An online forum hosted by the National Journal magazine recently posed that question to a diverse group of transportation stakeholders, myself included, and I will share here the reponse I posted for them.
While the question of whether mass transit’s time has arrived is an interesting one, I think it is a component of a broader question: how can transportation best serve national goals and purposes like economic growth, environmental and energy sustainability, national connectivity, metropolitan accessibility, and safety? Improved transit can and should be an important component of transportation programs that serve those purposes – but objectivity is required to assess realistically how far transit can move us in the right direction.
Transit is well-suited to many situations, but not all.

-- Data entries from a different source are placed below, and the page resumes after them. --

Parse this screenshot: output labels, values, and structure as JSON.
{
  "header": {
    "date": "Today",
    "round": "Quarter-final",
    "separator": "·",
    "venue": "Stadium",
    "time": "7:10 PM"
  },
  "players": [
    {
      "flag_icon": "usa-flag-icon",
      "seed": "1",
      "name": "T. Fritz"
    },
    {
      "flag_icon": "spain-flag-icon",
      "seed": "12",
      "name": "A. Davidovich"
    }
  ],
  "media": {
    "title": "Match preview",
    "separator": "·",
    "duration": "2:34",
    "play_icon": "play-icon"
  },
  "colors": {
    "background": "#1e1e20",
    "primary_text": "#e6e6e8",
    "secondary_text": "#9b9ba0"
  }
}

Improved transit in high-density areas can improve accessibility, reduce environmental and energy security damages, and foster economic growth in ways that simply adding more highways might not. At the same time, however, transit works best when used in conjunction with a program of policies, such as road pricing, that encourage system flexibility and incentivize transit usage. Transit capacity will meet the goals people want it to serve only if it is actually used. An approach that integrates the planning and prioritizing of road, rail, and transit programs is key to maximizing each mode’s performance towards national goals.
The long-running debate about how to allocate money between the various modes is out-of-date. If we are speaking about the federal role, we should be focused on funding that achieves outcomes tied to national goals, not in preferring one mode over another. Many people would agree that significant transit expansion in major metropolitan areas is likely to be a valuable tool in meeting national goals – but we also cannot ignore that improving the operations of existing highway and road networks might also play an important role. We need to understand trade-offs and to prioritize operations and projects within broad, cross-modal programs.
So before we jump to a conclusion about how to allocate funding - whether to give transit or highways more money - let’s ensure that we have a performance-based approach that can help us identify and prioritize programs that achieve national goals.
To that end, the Bipartisan Policy Center's National Transportation Policy Project, which I direct, is bringing new voices to the transportation debate and creating a dynamic and enduring framework for the next transportation authorization and beyond.